Morrel arriscou-se a chamar e pareceu-lhe que o vento lhe trazia um gemido inarticulado.
Por fim, deram dez e meia. Era-lhe impossível conter-se mais tempo; todas as hipóteses eram admissíveis. As têmporas de Maximilien latejavam com força e passavam-lhe nuvens diante dos olhos. Encavalitou-se no muro e saltou para o outro lado.
Estava em casa de Villefort, onde acabava de entrar por escalamento. Lembrou-se das consequências que lhe poderia acarretar semelhante procedimento, mas não viera até ali para recuar.
Num instante encontrou-se na extremidade do maciço. Do ponto onde estava via-se a casa.
Então, Morrel assegurou-se de uma coisa de que já suspeitara ao tentar ver através das árvores: em lugar das luzes que pensava ver brilhar em cada janela, como é natural nos dias de cerimónia, só viu a massa cinzenta do edifício, velada ainda por uma grande cortina de sombra projectada por uma nuvem imensa que tapava a Lua.
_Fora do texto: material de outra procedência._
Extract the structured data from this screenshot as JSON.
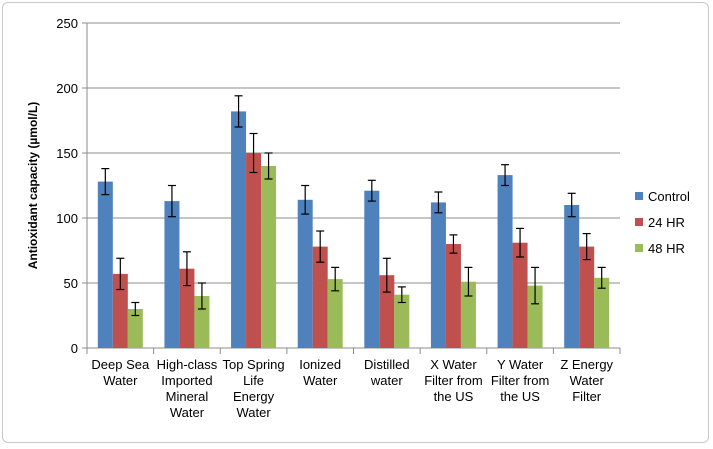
{
  "chart_data": {
    "type": "bar",
    "title": "",
    "xlabel": "",
    "ylabel": "Antioxidant capacity (µmol/L)",
    "ylim": [
      0,
      250
    ],
    "yticks": [
      0,
      50,
      100,
      150,
      200,
      250
    ],
    "grid": true,
    "legend_position": "right",
    "categories": [
      [
        "Deep Sea",
        "Water"
      ],
      [
        "High-class",
        "Imported",
        "Mineral",
        "Water"
      ],
      [
        "Top Spring",
        "Life",
        "Energy",
        "Water"
      ],
      [
        "Ionized",
        "Water"
      ],
      [
        "Distilled",
        "water"
      ],
      [
        "X Water",
        "Filter from",
        "the US"
      ],
      [
        "Y Water",
        "Filter from",
        "the US"
      ],
      [
        "Z Energy",
        "Water",
        "Filter"
      ]
    ],
    "series": [
      {
        "name": "Control",
        "color": "#4f81bd",
        "values": [
          128,
          113,
          182,
          114,
          121,
          112,
          133,
          110
        ],
        "errors": [
          10,
          12,
          12,
          11,
          8,
          8,
          8,
          9
        ]
      },
      {
        "name": "24 HR",
        "color": "#c0504d",
        "values": [
          57,
          61,
          150,
          78,
          56,
          80,
          81,
          78
        ],
        "errors": [
          12,
          13,
          15,
          12,
          13,
          7,
          11,
          10
        ]
      },
      {
        "name": "48 HR",
        "color": "#9bbb59",
        "values": [
          30,
          40,
          140,
          53,
          41,
          51,
          48,
          54
        ],
        "errors": [
          5,
          10,
          10,
          9,
          6,
          11,
          14,
          8
        ]
      }
    ]
  }
}
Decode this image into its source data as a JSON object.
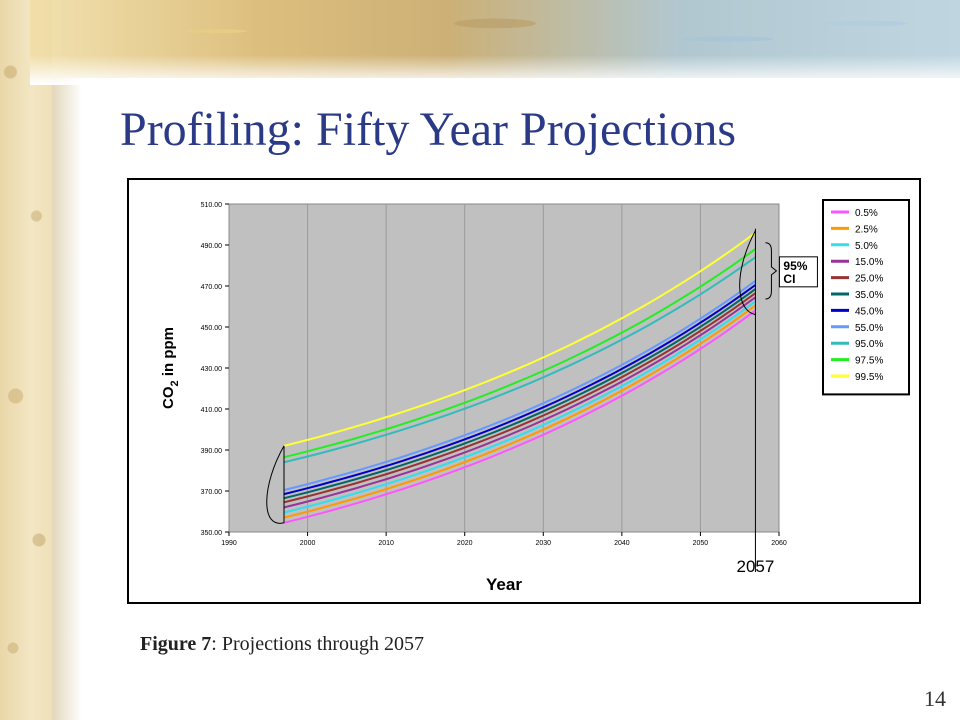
{
  "slide": {
    "title": "Profiling: Fifty Year Projections",
    "caption_bold": "Figure 7",
    "caption_rest": ": Projections through 2057",
    "page_number": "14"
  },
  "chart_data": {
    "type": "line",
    "title": "",
    "xlabel": "Year",
    "ylabel_prefix": "CO",
    "ylabel_sub": "2",
    "ylabel_suffix": " in ppm",
    "xlim": [
      1990,
      2060
    ],
    "ylim": [
      350,
      510
    ],
    "x_ticks": [
      1990,
      2000,
      2010,
      2020,
      2030,
      2040,
      2050,
      2060
    ],
    "y_ticks": [
      "350.00",
      "370.00",
      "390.00",
      "410.00",
      "430.00",
      "450.00",
      "470.00",
      "490.00",
      "510.00"
    ],
    "plot_background": "#c0c0c0",
    "grid": "vertical",
    "legend_position": "right",
    "x": [
      1997,
      2057
    ],
    "series": [
      {
        "name": "0.5%",
        "color": "#ff55ff",
        "values": [
          354.5,
          458.0
        ]
      },
      {
        "name": "2.5%",
        "color": "#ff9900",
        "values": [
          357.0,
          460.5
        ]
      },
      {
        "name": "5.0%",
        "color": "#33ddee",
        "values": [
          359.5,
          462.5
        ]
      },
      {
        "name": "15.0%",
        "color": "#993399",
        "values": [
          362.0,
          464.5
        ]
      },
      {
        "name": "25.0%",
        "color": "#993333",
        "values": [
          364.5,
          466.5
        ]
      },
      {
        "name": "35.0%",
        "color": "#006666",
        "values": [
          366.5,
          468.5
        ]
      },
      {
        "name": "45.0%",
        "color": "#0000cc",
        "values": [
          368.5,
          470.5
        ]
      },
      {
        "name": "55.0%",
        "color": "#6699ff",
        "values": [
          370.5,
          472.5
        ]
      },
      {
        "name": "95.0%",
        "color": "#33bbbb",
        "values": [
          384.0,
          484.0
        ]
      },
      {
        "name": "97.5%",
        "color": "#22ee22",
        "values": [
          386.5,
          488.0
        ]
      },
      {
        "name": "99.5%",
        "color": "#ffff33",
        "values": [
          392.0,
          496.0
        ]
      }
    ],
    "annotations": {
      "ci_label_line1": "95%",
      "ci_label_line2": "CI",
      "year_marker": "2057"
    }
  }
}
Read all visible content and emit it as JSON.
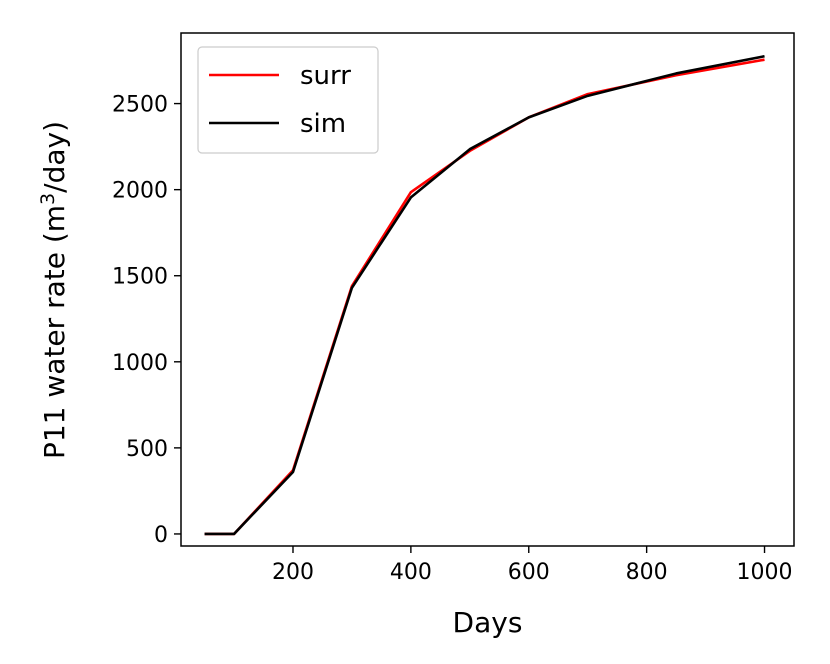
{
  "chart_data": {
    "type": "line",
    "xlabel": "Days",
    "ylabel_main": "P11 water rate (m",
    "ylabel_sup": "3",
    "ylabel_tail": "/day)",
    "xlim": [
      10,
      1050
    ],
    "ylim": [
      -70,
      2910
    ],
    "x_ticks": [
      200,
      400,
      600,
      800,
      1000
    ],
    "y_ticks": [
      0,
      500,
      1000,
      1500,
      2000,
      2500
    ],
    "x": [
      50,
      100,
      200,
      300,
      400,
      500,
      600,
      700,
      850,
      1000
    ],
    "series": [
      {
        "name": "surr",
        "color": "#ff0000",
        "values": [
          0,
          0,
          370,
          1440,
          1985,
          2225,
          2420,
          2555,
          2665,
          2755
        ]
      },
      {
        "name": "sim",
        "color": "#000000",
        "values": [
          0,
          0,
          360,
          1430,
          1955,
          2235,
          2420,
          2545,
          2675,
          2775
        ]
      }
    ],
    "legend_position": "top-left",
    "grid": false
  }
}
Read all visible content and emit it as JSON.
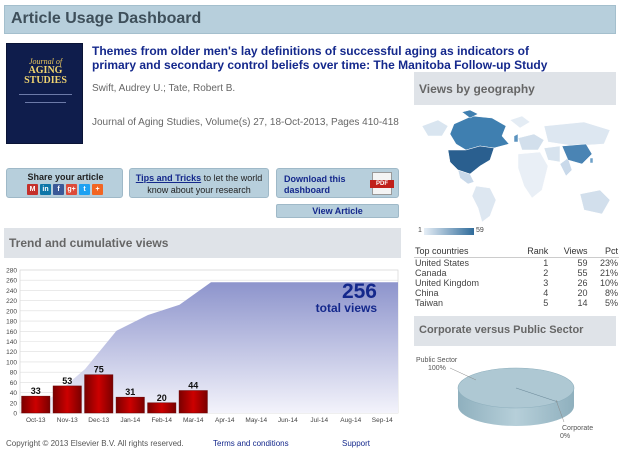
{
  "header": {
    "title": "Article Usage Dashboard"
  },
  "cover": {
    "journal_line1": "Journal of",
    "journal_line2": "AGING STUDIES"
  },
  "article": {
    "title": "Themes from older men's lay definitions of successful aging as indicators of primary and secondary control beliefs over time: The Manitoba Follow-up Study",
    "authors": "Swift, Audrey U.; Tate, Robert B.",
    "journal": "Journal of Aging Studies, Volume(s) 27, 18-Oct-2013, Pages 410-418"
  },
  "share": {
    "label": "Share your article",
    "icons": [
      {
        "name": "mendeley-icon",
        "glyph": "M",
        "color": "#c4302b"
      },
      {
        "name": "linkedin-icon",
        "glyph": "in",
        "color": "#0e76a8"
      },
      {
        "name": "facebook-icon",
        "glyph": "f",
        "color": "#3b5998"
      },
      {
        "name": "googleplus-icon",
        "glyph": "g+",
        "color": "#dd4b39"
      },
      {
        "name": "twitter-icon",
        "glyph": "t",
        "color": "#1da1f2"
      },
      {
        "name": "more-share-icon",
        "glyph": "+",
        "color": "#f26522"
      }
    ]
  },
  "tips": {
    "link": "Tips and Tricks",
    "rest": " to let the world know about your research"
  },
  "download": {
    "label": "Download this dashboard",
    "pdf": "PDF"
  },
  "view_article": "View Article",
  "trend": {
    "title": "Trend and cumulative views"
  },
  "chart_data": {
    "type": "bar",
    "categories": [
      "Oct-13",
      "Nov-13",
      "Dec-13",
      "Jan-14",
      "Feb-14",
      "Mar-14",
      "Apr-14",
      "May-14",
      "Jun-14",
      "Jul-14",
      "Aug-14",
      "Sep-14"
    ],
    "series": [
      {
        "values": [
          33,
          53,
          75,
          31,
          20,
          44,
          null,
          null,
          null,
          null,
          null,
          null
        ]
      },
      {
        "type": "area",
        "values": [
          33,
          86,
          161,
          192,
          212,
          256,
          256,
          256,
          256,
          256,
          256,
          256
        ]
      }
    ],
    "data_labels": [
      "33",
      "53",
      "75",
      "31",
      "20",
      "44"
    ],
    "yticks": [
      0,
      20,
      40,
      60,
      80,
      100,
      120,
      140,
      160,
      180,
      200,
      220,
      240,
      260,
      280
    ],
    "ylim": [
      0,
      280
    ],
    "total_value": "256",
    "total_label": "total views",
    "grid": true,
    "colors": {
      "bar": "#cc0000",
      "area": "#8d94cc"
    }
  },
  "geo": {
    "title": "Views by geography",
    "legend_min": "1",
    "legend_max": "59",
    "columns": [
      "Top countries",
      "Rank",
      "Views",
      "Pct"
    ],
    "rows": [
      {
        "country": "United States",
        "rank": "1",
        "views": "59",
        "pct": "23%"
      },
      {
        "country": "Canada",
        "rank": "2",
        "views": "55",
        "pct": "21%"
      },
      {
        "country": "United Kingdom",
        "rank": "3",
        "views": "26",
        "pct": "10%"
      },
      {
        "country": "China",
        "rank": "4",
        "views": "20",
        "pct": "8%"
      },
      {
        "country": "Taiwan",
        "rank": "5",
        "views": "14",
        "pct": "5%"
      }
    ]
  },
  "corporate": {
    "title": "Corporate versus Public Sector",
    "public_label": "Public Sector",
    "public_pct": "100%",
    "corp_label": "Corporate",
    "corp_pct": "0%"
  },
  "footer": {
    "copyright": "Copyright © 2013 Elsevier B.V. All rights reserved.",
    "terms": "Terms and conditions",
    "support": "Support"
  }
}
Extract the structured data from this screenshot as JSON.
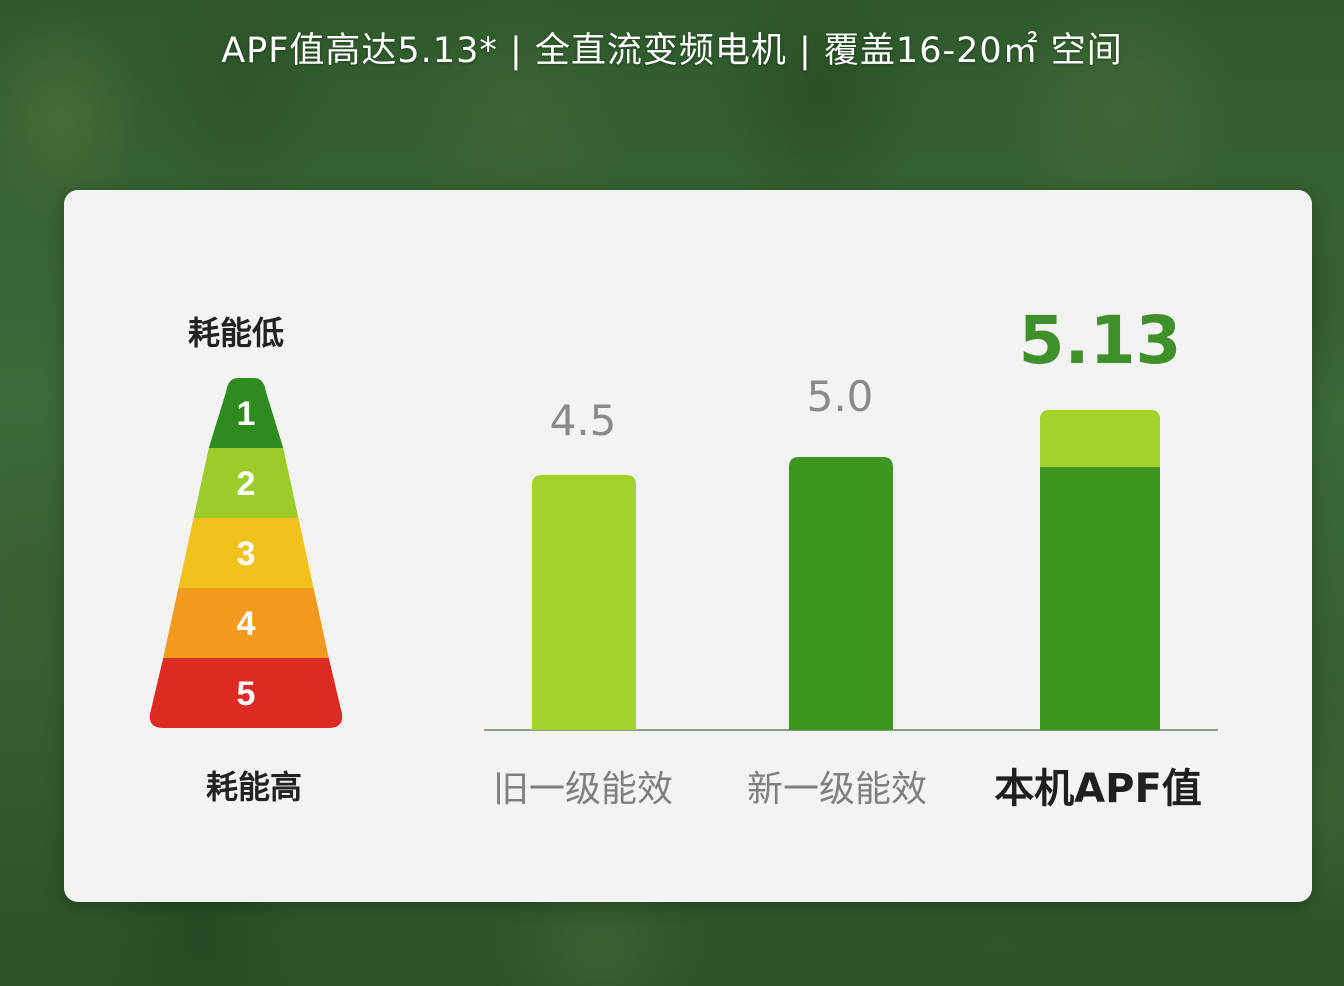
{
  "headline": "APF值高达5.13* | 全直流变频电机 | 覆盖16-20㎡ 空间",
  "pyramid": {
    "top_label": "耗能低",
    "bottom_label": "耗能高",
    "levels": [
      {
        "label": "1",
        "color": "#2e8b1e"
      },
      {
        "label": "2",
        "color": "#9ccc2a"
      },
      {
        "label": "3",
        "color": "#f0c21b"
      },
      {
        "label": "4",
        "color": "#f39a1e"
      },
      {
        "label": "5",
        "color": "#dd2a22"
      }
    ]
  },
  "chart_data": {
    "type": "bar",
    "categories": [
      "旧一级能效",
      "新一级能效",
      "本机APF值"
    ],
    "values": [
      4.5,
      5.0,
      5.13
    ],
    "value_labels": [
      "4.5",
      "5.0",
      "5.13"
    ],
    "bar_colors": [
      "#a4d12c",
      "#3d941f",
      "#3d941f"
    ],
    "highlight_color": "#a4d12c",
    "highlight_segment": {
      "from": 5.0,
      "to": 5.13
    },
    "ylim": [
      0,
      5.13
    ],
    "title": "",
    "xlabel": "",
    "ylabel": "",
    "grid": false
  }
}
De vez em quando, como que transviada, passava a correr uma luz diante de três janelas do primeiro andar. Essas três janelas eram as dos aposentos da Sr.ª de Saint-Méran.
Outra luz permanecia imóvel atrás dos cortinados vermelhos do quarto da Sr.ª de Villefort.
Morrel adivinhou tudo isto. Tantas vezes, para acompanhar Valentine em pensamento a qualquer hora do dia, esboçara a planta da casa, que a conhecia sem a ter visto.
O rapaz ficou ainda mais assustado com aquela escuridão e aquele silêncio do que ficara com a ausência de Valentine.
Desorientado, louco de dor, decidido a arriscar tudo para tornar a ver Valentine e assegurar-se da desgraça que pressentia, fosse qual fosse, Morrel alcançou a orla do maciço e preparava-se para atravessar o mais rapidamente possível o jardim, em campo aberto, quando um som de vozes ainda bastante afastado, mas que o vento lhe trazia, chegou até si.
Ao ouvir tal barulho, recuou um passo; já meio saído da folhagem, embrenhou-se nela completamente e ficou imóvel e calado, mergulhado na obscuridade.
A sua resolução estava tomada: se fosse Valentine, sozinha, avisá-la-ia com uma palavra à sua passagem; se Valentine estivesse acompanhada, pelo menos vê-la-ia e assegurar-se-ia de que não lhe acontecera nenhum mal; se fossem estranhos, apanharia algumas palavras do seu diálogo, que talvez lhe permitissem compreender aquele mistério, até ali incompreensível.